Okay Interpretability, But Why a Blog?

Though interpretability’s importance is obvious and early signs of its fit with my interests are positive, it’s also true that I have little direct prior experience. This is problematic not only for potential employers, but also for myself: is my interest in interpretability as deep as I think it is? This (informal research presented via a blog) is an opportunity to really get a feel for interpretability research, and crucial to that is not only doing the research but communicating it. Not only that, but it’s (aspirationally) possible that something I do here is interesting, to the interpretability community or (again, aspirationally) to a potential employer.

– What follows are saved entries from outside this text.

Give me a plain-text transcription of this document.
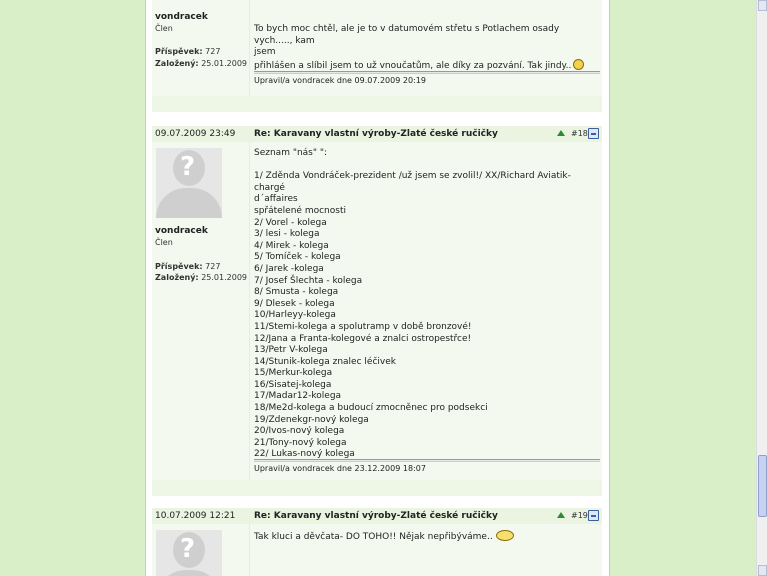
vondracek
Člen
Příspěvek: 727
Založený: 25.01.2009
To bych moc chtěl, ale je to v datumovém střetu s Potlachem osady vych....., kam
jsem
přihlášen a slíbil jsem to už vnoučatům, ale díky za pozvání. Tak jindy..
Upravil/a vondracek dne 09.07.2009 20:19
09.07.2009 23:49 Re: Karavany vlastní výroby-Zlaté české ručičky	#18
?
vondracek
Člen
Příspěvek: 727
Založený: 25.01.2009
Seznam "nás" ":

1/ Zděnda Vondráček-prezident /už jsem se zvolil!/ XX/Richard Aviatik-chargé
d´affaires
spřátelené mocnosti
2/ Vorel - kolega
3/ lesi - kolega
4/ Mirek - kolega
5/ Tomíček - kolega
6/ Jarek -kolega
7/ Josef Šlechta - kolega
8/ Smusta - kolega
9/ Dlesek - kolega
10/Harleyy-kolega
11/Stemi-kolega a spolutramp v době bronzové!
12/Jana a Franta-kolegové a znalci ostropestřce!
13/Petr V-kolega
14/Stunik-kolega znalec léčivek
15/Merkur-kolega
16/Sisatej-kolega
17/Madar12-kolega
18/Me2d-kolega a budoucí zmocněnec pro podsekci
19/Zdenekgr-nový kolega
20/Ivos-nový kolega
21/Tony-nový kolega
22/ Lukas-nový kolega
Upravil/a vondracek dne 23.12.2009 18:07
10.07.2009 12:21 Re: Karavany vlastní výroby-Zlaté české ručičky	#19
?	Tak kluci a děvčata- DO TOHO!! Nějak nepřibýváme..
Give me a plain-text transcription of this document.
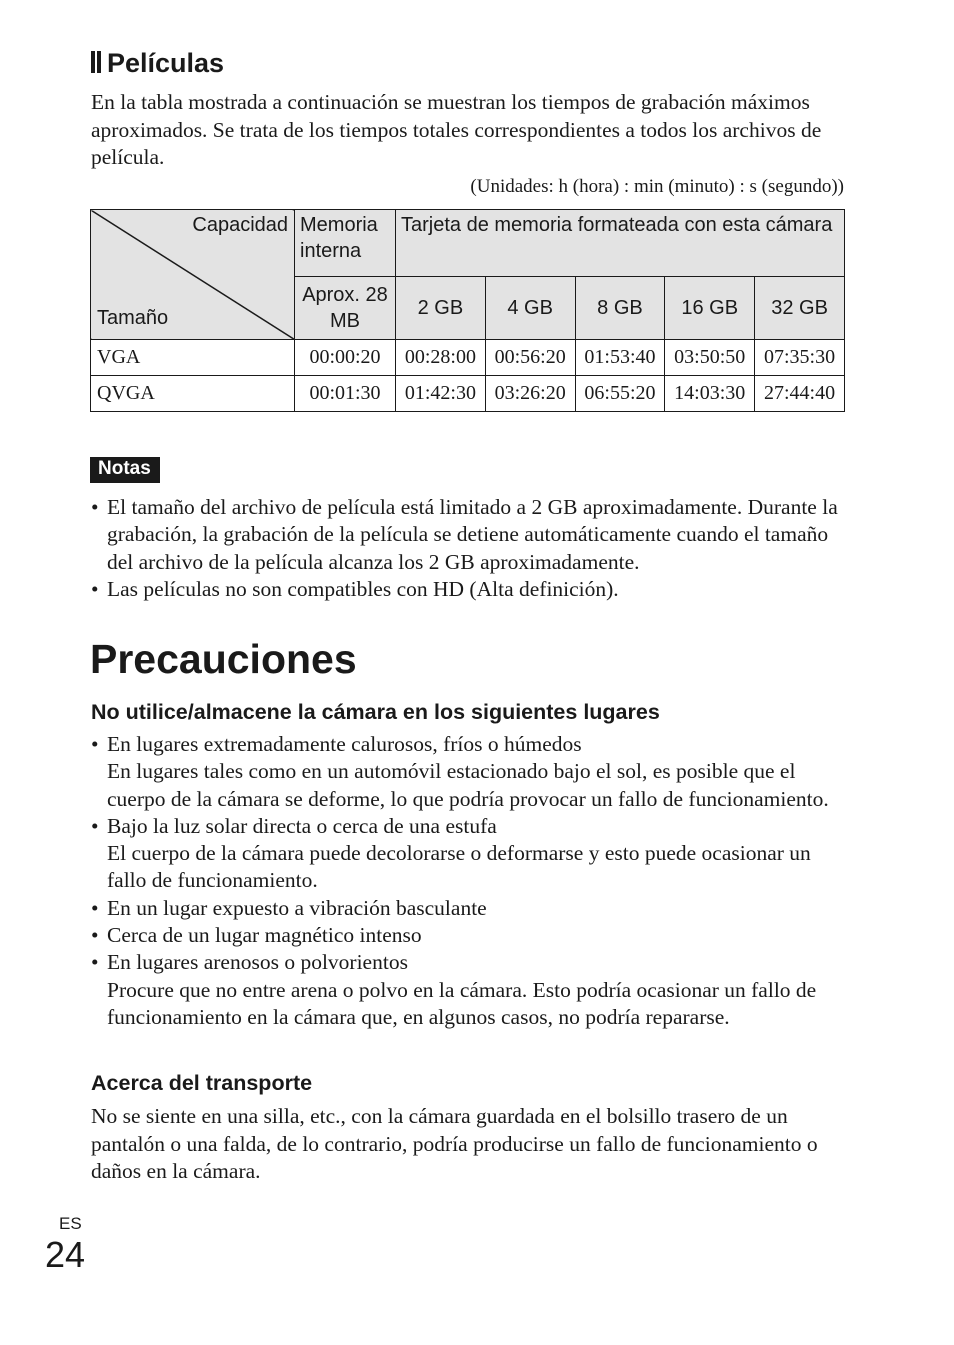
Películas
En la tabla mostrada a continuación se muestran los tiempos de grabación máximos aproximados. Se trata de los tiempos totales correspondientes a todos los archivos de película.
(Unidades: h (hora) : min (minuto) : s (segundo))
Capacidad
Tamaño	Memoria interna	Tarjeta de memoria formateada con esta cámara				
	Aprox. 28 MB	2 GB	4 GB	8 GB	16 GB	32 GB
VGA	00:00:20	00:28:00	00:56:20	01:53:40	03:50:50	07:35:30
QVGA	00:01:30	01:42:30	03:26:20	06:55:20	14:03:30	27:44:40
Notas
• El tamaño del archivo de película está limitado a 2 GB aproximadamente. Durante la grabación, la grabación de la película se detiene automáticamente cuando el tamaño del archivo de la película alcanza los 2 GB aproximadamente.
• Las películas no son compatibles con HD (Alta definición).
Precauciones
No utilice/almacene la cámara en los siguientes lugares
• En lugares extremadamente calurosos, fríos o húmedos
En lugares tales como en un automóvil estacionado bajo el sol, es posible que el cuerpo de la cámara se deforme, lo que podría provocar un fallo de funcionamiento.
• Bajo la luz solar directa o cerca de una estufa
El cuerpo de la cámara puede decolorarse o deformarse y esto puede ocasionar un fallo de funcionamiento.
• En un lugar expuesto a vibración basculante
• Cerca de un lugar magnético intenso
• En lugares arenosos o polvorientos
Procure que no entre arena o polvo en la cámara. Esto podría ocasionar un fallo de funcionamiento en la cámara que, en algunos casos, no podría repararse.
Acerca del transporte
No se siente en una silla, etc., con la cámara guardada en el bolsillo trasero de un pantalón o una falda, de lo contrario, podría producirse un fallo de funcionamiento o daños en la cámara.
ES
24
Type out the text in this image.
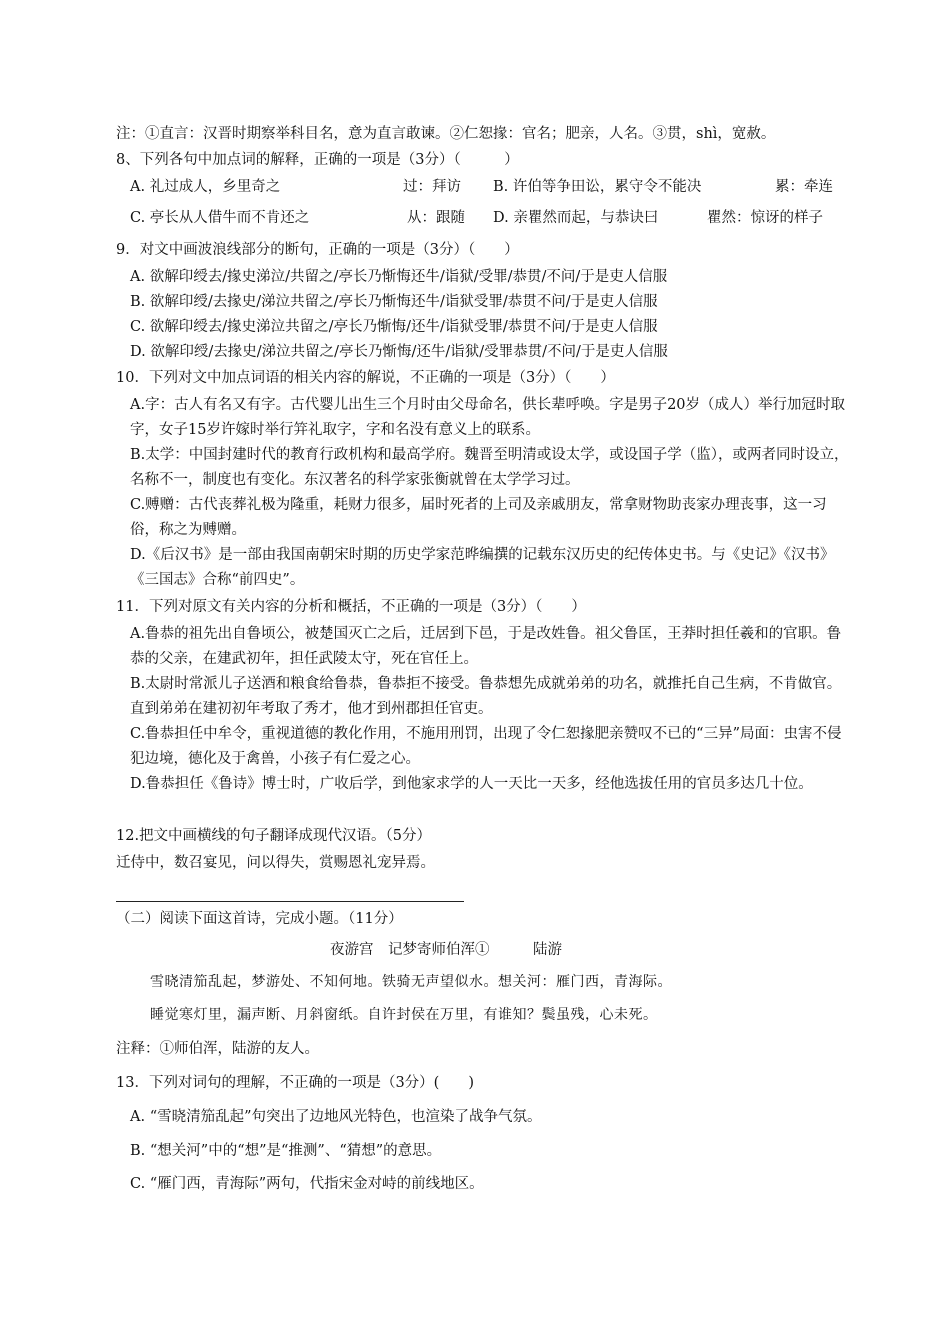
注：①直言：汉晋时期察举科目名，意为直言敢谏。②仁恕掾：官名；肥亲，人名。③贯，shì，宽赦。
8、下列各句中加点词的解释，正确的一项是（3分）（　　　）
A. 礼过成人，乡里奇之	过：拜访 B. 许伯等争田讼，累守令不能决	累：牵连
C. 亭长从人借牛而不肯还之	从：跟随 D. 亲瞿然而起，与恭诀曰	瞿然：惊讶的样子
9．对文中画波浪线部分的断句，正确的一项是（3分）（　　）
A. 欲解印绶去/掾史涕泣/共留之/亭长乃惭悔还牛/诣狱/受罪/恭贯/不问/于是吏人信服
B. 欲解印绶/去掾史/涕泣共留之/亭长乃惭悔还牛/诣狱受罪/恭贯不问/于是吏人信服
C. 欲解印绶去/掾史涕泣共留之/亭长乃惭悔/还牛/诣狱受罪/恭贯不问/于是吏人信服
D. 欲解印绶/去掾史/涕泣共留之/亭长乃惭悔/还牛/诣狱/受罪恭贯/不问/于是吏人信服
10．下列对文中加点词语的相关内容的解说，不正确的一项是（3分）（　　）
A.字：古人有名又有字。古代婴儿出生三个月时由父母命名，供长辈呼唤。字是男子20岁（成人）举行加冠时取字，女子15岁许嫁时举行笄礼取字，字和名没有意义上的联系。
B.太学：中国封建时代的教育行政机构和最高学府。魏晋至明清或设太学，或设国子学（监），或两者同时设立，名称不一，制度也有变化。东汉著名的科学家张衡就曾在太学学习过。
C.赙赠：古代丧葬礼极为隆重，耗财力很多，届时死者的上司及亲戚朋友，常拿财物助丧家办理丧事，这一习俗，称之为赙赠。
D.《后汉书》是一部由我国南朝宋时期的历史学家范晔编撰的记载东汉历史的纪传体史书。与《史记》《汉书》《三国志》合称“前四史”。
11．下列对原文有关内容的分析和概括，不正确的一项是（3分）（　　）
A.鲁恭的祖先出自鲁顷公，被楚国灭亡之后，迁居到下邑，于是改姓鲁。祖父鲁匡，王莽时担任羲和的官职。鲁恭的父亲，在建武初年，担任武陵太守，死在官任上。
B.太尉时常派儿子送酒和粮食给鲁恭，鲁恭拒不接受。鲁恭想先成就弟弟的功名，就推托自己生病，不肯做官。直到弟弟在建初初年考取了秀才，他才到州郡担任官吏。
C.鲁恭担任中牟令，重视道德的教化作用，不施用刑罚，出现了令仁恕掾肥亲赞叹不已的“三异”局面：虫害不侵犯边境，德化及于禽兽，小孩子有仁爱之心。
D.鲁恭担任《鲁诗》博士时，广收后学，到他家求学的人一天比一天多，经他选拔任用的官员多达几十位。
12.把文中画横线的句子翻译成现代汉语。（5分）
迁侍中，数召宴见，问以得失，赏赐恩礼宠异焉。
（二）阅读下面这首诗，完成小题。（11分）
夜游宫　记梦寄师伯浑①　　　陆游
雪晓清笳乱起，梦游处、不知何地。铁骑无声望似水。想关河：雁门西，青海际。
睡觉寒灯里，漏声断、月斜窗纸。自许封侯在万里，有谁知？鬓虽残，心未死。
注释：①师伯浑，陆游的友人。
13．下列对词句的理解，不正确的一项是（3分）(　　)
A. “雪晓清笳乱起”句突出了边地风光特色，也渲染了战争气氛。
B. “想关河”中的“想”是“推测”、“猜想”的意思。
C. “雁门西，青海际”两句，代指宋金对峙的前线地区。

This hints at a broader factor in writing a blog like this, which is something that weirdly scares me: what if it isn’t any good? I’m under no apprehension that research is easy; it’s incredibly challenging, and especially so on your own, without much in the way of mentorship (not to mention compute). So, I may very well fail to produce anything interesting, which paradoxically would demonstrate the reverse of what I’m intending. But, that’s what research is all about: blindly shuffling around in a pitch-black room, intuiting what direction to go, and hoping to find something interesting. Even in the happy occasion that I do find something, I also know that I’ll want to spend far more time than I have coming up with follow-up experiments, ironing out the results, and writing about it as clearly as possible. So, this will be an exercise in “imperfectionism”. There is never enough time, and so here I go, out into the dark.